Shoenfield's Mathematical Logic : Chapter 3 Problem 1 "Show that if $A$ is a formula provable without use of substitution axioms, nonlogical axioms, identity axioms, equality axioms, and the $\exists$ introduction rule, then $A$ is a tautology."
I'm thinking it should be shown that since any truth valuation which preserves the remaining axioms and rules evaluates $A$ as true, a must be true by virtue of $\lor$ and $\lnot$, but unsure of how I can show that this means $A$ is a tautology. (Or that a contraction arises if we see that $A$ must be true by virtue of something other than the empty sequence of formulas) I thought perhaps the prenex form of something provable from those axioms and rules would only have a matrix, and that this would only be true of a tautology, but I'm not convinced this is the case.
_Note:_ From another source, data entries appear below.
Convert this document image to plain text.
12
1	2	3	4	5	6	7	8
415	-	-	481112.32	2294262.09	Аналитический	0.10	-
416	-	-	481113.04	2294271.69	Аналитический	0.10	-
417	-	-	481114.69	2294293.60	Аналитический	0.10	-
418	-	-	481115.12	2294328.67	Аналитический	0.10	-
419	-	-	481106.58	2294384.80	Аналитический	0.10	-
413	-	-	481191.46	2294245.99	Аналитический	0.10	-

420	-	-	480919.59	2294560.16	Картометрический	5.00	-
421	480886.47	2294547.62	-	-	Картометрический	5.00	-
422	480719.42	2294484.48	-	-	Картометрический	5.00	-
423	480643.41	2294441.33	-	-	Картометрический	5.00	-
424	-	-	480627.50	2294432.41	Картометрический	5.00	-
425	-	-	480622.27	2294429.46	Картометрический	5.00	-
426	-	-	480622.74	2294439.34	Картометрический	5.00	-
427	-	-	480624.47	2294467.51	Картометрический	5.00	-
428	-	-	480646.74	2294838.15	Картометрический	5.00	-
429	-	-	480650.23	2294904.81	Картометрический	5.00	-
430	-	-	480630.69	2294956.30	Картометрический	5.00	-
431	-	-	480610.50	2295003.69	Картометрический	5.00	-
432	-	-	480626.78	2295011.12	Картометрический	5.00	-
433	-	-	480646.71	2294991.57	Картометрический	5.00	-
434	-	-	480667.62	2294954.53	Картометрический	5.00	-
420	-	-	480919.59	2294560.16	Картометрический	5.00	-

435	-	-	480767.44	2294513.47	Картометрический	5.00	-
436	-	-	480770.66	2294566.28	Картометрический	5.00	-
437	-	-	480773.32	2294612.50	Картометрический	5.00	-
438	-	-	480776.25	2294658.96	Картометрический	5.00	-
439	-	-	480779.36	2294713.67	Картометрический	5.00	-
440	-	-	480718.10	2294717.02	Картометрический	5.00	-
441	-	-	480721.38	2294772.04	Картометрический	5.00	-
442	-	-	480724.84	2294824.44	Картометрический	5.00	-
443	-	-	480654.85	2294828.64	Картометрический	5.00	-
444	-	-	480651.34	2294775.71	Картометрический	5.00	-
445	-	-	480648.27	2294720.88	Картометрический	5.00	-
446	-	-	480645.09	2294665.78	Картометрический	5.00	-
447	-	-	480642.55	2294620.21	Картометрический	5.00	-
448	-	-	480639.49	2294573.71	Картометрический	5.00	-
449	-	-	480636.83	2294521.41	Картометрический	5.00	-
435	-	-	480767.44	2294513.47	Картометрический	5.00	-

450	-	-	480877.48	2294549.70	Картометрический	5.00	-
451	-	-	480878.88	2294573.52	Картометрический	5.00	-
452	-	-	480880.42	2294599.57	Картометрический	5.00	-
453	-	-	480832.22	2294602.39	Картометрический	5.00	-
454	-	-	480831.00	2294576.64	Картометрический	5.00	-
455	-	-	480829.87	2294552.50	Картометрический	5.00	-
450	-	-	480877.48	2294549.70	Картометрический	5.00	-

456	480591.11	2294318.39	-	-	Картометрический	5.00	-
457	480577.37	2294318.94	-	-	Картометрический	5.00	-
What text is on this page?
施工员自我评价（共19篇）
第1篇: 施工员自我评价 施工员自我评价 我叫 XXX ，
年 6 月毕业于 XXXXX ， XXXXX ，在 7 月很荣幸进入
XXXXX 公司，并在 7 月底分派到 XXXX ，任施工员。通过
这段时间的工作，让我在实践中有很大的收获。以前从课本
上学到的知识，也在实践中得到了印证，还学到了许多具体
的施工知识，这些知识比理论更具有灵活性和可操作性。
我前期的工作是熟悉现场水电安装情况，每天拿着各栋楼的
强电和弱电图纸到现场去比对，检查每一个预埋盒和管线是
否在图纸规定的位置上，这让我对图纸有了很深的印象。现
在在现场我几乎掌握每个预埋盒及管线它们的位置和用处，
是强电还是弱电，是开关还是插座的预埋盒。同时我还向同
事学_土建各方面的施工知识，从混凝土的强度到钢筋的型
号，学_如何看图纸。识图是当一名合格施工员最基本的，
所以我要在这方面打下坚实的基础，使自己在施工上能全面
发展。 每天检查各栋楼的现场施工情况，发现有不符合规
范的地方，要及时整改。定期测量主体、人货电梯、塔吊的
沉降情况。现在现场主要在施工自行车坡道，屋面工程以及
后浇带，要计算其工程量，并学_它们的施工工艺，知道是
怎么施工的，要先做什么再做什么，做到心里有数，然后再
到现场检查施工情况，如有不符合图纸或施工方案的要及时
 A: The logical axioms of the system are :
1) the propositional axioms : $\lnot A \lor A$
2) the substitution axioms : $A[x/a] \to \exists x A$
3) the identity axioms : $x=x$
4) the equality axioms : $x=y \to fx=fy$ and $x=y \to (Px \to Py)$, etc.
The rules of inference are the four propositional rules, like : $\dfrac {A}{B \lor A}$, and the $\exists$-Introduction rule.
If we consider the sub-system obtained from it removing 2),3),4) and the quantifier rule, we have that every propositional axiom is obviously a tautology [page 21] and the propositional rules of inference are sound, i.e. they preserve truth [page 21].
This means that if a formula $\mathscr A$ is provable in the sub-system above, without non-logical axioms, then $\mathscr A$ will be true in every truth valuation $\text V$ such that $\text V$ satisfies the propositional axioms. 
But every valuation $\text V$ satisfies the propositional axioms, and thus, $\text V (\mathscr A) = \text T$, for every $\text V$, i.e. $\mathscr A$ is a tautology.

Obviously, we can formalize the argument above with a proof by induction, but the gist of the proof is the same :
(i) axioms are tautologies; 
(ii) at step $i$ in the derivation of formula $\mathscr A$, the formula $\mathscr A_i$ is a direct consequence of premises (that, by Induction Hypotheses are tautologies) by way of one of the propositional rules that preserve truth. Thus, $\mathscr A_i$ is a tautology.